Historic Buildings
Our historic buildings service includes
recording, scanning, analysing and
interpreting historical building fabric to
support planning and development
projects.
Our specialists record, analyse, describe and interpret historic buildings, whether currently in use or ruined. We can provide advice on how to incorporate assets in development projects, advice on conservation in future work on the building, and reports for planning submissions. Using our data as a basis for 3D modelling we can aid project visualisation and community engagement. We can also assist you with acquiring listed building consent and negotiate with conservation officers to achieve pragmatic solutions to any issues. Our specialists have a wide range of capability in specialized metric survey, ranging from detailed hand drawing to total station and GPS survey and laser scanning.

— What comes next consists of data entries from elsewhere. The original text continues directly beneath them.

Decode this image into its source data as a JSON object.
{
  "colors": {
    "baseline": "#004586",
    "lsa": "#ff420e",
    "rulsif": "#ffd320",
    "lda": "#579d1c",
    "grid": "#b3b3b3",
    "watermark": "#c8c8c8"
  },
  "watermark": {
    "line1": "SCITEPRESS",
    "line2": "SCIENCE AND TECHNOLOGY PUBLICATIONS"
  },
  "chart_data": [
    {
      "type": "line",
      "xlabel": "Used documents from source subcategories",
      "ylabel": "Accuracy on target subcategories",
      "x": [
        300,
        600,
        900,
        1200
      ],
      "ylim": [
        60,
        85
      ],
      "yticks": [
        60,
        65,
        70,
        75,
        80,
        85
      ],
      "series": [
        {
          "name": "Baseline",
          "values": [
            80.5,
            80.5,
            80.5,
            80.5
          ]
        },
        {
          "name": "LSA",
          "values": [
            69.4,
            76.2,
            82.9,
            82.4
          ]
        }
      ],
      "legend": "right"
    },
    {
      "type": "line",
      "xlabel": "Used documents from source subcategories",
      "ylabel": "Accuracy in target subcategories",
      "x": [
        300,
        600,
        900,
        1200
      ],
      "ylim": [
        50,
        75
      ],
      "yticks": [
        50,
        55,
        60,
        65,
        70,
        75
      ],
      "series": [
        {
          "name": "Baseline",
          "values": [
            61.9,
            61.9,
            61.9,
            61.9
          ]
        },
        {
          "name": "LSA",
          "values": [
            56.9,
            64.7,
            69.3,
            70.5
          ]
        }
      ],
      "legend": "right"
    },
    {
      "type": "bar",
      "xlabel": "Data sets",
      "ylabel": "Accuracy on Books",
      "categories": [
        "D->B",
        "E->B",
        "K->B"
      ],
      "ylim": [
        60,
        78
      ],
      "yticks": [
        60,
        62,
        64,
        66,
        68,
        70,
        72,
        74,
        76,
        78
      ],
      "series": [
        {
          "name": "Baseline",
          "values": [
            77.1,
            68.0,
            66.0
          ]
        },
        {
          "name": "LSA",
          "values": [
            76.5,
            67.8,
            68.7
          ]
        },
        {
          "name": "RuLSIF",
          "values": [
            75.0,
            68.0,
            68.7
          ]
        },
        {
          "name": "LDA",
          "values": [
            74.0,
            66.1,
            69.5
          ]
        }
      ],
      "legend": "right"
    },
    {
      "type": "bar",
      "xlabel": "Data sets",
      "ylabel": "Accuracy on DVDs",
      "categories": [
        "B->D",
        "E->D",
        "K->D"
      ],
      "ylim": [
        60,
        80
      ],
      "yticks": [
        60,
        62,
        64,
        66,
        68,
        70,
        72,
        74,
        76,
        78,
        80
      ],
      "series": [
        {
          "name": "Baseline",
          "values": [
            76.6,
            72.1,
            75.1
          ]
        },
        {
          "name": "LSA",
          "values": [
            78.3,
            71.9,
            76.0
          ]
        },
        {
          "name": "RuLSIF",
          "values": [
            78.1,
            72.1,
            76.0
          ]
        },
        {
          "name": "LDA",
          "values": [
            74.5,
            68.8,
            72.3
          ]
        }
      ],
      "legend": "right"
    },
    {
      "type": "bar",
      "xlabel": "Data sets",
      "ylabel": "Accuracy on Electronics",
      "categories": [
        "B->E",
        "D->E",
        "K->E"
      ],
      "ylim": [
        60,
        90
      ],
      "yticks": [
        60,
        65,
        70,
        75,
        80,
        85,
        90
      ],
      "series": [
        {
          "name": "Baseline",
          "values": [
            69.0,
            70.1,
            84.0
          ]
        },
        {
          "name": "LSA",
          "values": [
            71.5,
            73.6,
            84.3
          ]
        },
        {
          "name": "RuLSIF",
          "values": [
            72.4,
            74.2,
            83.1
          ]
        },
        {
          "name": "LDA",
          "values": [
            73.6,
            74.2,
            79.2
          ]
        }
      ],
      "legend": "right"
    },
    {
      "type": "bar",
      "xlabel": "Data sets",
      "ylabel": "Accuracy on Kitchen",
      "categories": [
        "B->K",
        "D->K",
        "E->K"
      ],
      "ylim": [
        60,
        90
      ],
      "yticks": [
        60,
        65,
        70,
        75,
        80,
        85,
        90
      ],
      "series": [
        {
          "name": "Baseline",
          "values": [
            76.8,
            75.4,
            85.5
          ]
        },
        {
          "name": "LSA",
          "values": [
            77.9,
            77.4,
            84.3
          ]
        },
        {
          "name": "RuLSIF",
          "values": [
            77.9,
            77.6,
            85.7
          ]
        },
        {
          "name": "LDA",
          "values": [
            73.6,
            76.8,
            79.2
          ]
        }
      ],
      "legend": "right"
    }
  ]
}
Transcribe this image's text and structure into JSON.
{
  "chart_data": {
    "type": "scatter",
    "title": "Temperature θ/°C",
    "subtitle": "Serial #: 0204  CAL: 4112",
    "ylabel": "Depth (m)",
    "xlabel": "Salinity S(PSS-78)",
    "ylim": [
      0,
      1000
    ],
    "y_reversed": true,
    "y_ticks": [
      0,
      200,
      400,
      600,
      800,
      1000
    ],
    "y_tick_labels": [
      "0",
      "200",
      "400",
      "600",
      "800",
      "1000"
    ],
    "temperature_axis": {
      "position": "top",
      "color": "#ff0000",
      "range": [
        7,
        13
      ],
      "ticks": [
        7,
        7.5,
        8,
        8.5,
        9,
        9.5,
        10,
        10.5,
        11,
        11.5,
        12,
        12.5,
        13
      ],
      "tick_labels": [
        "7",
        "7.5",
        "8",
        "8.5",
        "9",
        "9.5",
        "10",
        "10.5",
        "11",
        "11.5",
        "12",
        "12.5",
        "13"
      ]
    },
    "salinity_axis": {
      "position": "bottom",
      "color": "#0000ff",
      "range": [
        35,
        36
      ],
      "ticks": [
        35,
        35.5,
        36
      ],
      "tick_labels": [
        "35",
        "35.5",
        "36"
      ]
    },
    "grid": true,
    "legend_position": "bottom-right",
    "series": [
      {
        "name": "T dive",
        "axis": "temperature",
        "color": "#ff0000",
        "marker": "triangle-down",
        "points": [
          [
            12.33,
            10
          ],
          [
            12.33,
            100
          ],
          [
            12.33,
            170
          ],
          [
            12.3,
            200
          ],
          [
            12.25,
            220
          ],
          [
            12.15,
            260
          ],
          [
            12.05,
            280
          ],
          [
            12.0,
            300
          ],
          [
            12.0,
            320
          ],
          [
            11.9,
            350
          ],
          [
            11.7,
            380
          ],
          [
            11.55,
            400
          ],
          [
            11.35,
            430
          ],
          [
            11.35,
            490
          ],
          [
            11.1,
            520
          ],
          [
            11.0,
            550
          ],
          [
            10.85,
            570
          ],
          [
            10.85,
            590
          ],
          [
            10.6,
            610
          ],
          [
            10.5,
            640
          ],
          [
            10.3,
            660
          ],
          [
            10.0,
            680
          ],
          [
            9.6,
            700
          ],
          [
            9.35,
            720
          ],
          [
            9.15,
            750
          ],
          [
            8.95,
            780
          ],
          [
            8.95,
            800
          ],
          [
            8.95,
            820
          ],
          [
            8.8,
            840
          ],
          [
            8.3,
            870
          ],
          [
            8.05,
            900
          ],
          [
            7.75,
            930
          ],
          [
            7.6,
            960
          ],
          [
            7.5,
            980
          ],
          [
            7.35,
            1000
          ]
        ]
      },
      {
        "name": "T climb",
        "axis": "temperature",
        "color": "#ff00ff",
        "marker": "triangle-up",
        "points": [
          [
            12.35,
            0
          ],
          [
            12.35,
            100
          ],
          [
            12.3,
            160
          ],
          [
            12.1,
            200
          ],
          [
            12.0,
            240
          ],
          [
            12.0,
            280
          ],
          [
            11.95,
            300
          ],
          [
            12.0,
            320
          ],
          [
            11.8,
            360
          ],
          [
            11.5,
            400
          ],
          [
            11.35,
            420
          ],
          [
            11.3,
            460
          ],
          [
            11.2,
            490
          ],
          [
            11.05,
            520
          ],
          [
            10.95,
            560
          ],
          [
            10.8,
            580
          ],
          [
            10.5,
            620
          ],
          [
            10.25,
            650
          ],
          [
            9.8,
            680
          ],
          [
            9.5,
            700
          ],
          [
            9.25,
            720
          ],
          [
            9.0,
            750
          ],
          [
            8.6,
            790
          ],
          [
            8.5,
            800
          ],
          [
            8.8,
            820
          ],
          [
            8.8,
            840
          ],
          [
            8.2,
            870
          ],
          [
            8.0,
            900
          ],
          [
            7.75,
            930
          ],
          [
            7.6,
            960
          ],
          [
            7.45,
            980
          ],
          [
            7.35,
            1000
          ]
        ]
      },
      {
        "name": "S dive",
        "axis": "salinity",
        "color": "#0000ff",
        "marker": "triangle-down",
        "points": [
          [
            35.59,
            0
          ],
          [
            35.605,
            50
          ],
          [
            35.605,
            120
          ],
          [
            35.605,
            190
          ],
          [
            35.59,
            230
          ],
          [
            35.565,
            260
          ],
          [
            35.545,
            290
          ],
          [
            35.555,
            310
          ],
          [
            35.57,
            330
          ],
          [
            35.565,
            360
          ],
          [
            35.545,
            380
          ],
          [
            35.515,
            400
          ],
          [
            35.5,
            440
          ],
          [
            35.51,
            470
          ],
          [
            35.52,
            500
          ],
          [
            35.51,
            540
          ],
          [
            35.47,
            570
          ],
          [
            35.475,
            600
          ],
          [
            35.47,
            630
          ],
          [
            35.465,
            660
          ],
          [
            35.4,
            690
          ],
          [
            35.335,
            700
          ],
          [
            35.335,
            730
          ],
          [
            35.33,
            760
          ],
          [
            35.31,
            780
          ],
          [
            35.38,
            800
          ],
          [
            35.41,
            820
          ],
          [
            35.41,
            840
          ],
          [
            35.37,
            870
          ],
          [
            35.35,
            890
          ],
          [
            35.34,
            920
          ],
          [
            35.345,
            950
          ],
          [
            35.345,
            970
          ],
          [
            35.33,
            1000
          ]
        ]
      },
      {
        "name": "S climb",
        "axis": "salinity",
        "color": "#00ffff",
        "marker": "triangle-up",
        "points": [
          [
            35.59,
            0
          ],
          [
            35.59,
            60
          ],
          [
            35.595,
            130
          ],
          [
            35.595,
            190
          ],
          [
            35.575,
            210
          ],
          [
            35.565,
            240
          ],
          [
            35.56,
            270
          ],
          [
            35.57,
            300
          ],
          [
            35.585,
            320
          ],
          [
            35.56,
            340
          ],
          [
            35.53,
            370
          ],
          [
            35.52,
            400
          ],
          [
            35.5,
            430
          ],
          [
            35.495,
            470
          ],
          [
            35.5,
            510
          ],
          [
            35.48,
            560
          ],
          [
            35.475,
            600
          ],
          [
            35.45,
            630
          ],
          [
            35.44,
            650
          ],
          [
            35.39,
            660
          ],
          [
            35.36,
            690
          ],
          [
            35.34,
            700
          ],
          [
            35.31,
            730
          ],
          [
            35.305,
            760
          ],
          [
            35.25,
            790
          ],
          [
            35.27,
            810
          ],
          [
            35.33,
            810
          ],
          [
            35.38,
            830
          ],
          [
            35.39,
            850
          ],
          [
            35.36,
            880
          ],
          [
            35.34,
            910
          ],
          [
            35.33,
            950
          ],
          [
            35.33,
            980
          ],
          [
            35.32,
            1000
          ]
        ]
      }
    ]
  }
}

Historic Buildings Case Study
We were commissioned by York Conservation Trust to record the premises of Robson & Cooper of 14 Lendal, York. The building dates to c.1714, but incorporates a 15th-century stone doorway of an Augustinian Friary in the basement. The building has had a variety of important and well-known occupants, such as Alderman Henry Baines (Lord Mayor of York in 1717 and 1732) and John Goodricke, a talented astronomer and Fellow of the Royal Society who died in 1786.
From 1911 the famous York firm Robson & Cooper occupied no.14. They evolved from a saddle and harness manufacturer to specialising in both luggage retail and repair.
Our survey refined the broad phasing of the building identified by the Conservation Trust: the building developed from separate houses to commercial premises. Surviving features of the houses include original staircases, fireplaces and chimney stacks, architectural mouldings and other decorative details.
A pair of strongboxes relates to the later commercial life of the building, and in the basement, there is a range manufactured by the renowned Walker Ironworks Foundry that we excavated in 2005. Other important features include a collection of WWII era graffiti and discarded 1970s newspaper cuttings of 1970’s popstars. These details add to our appreciation of the building as a living and working space as well as an architectural asset, and through buildings archaeology we were able to record this as it entered a new phase of its history.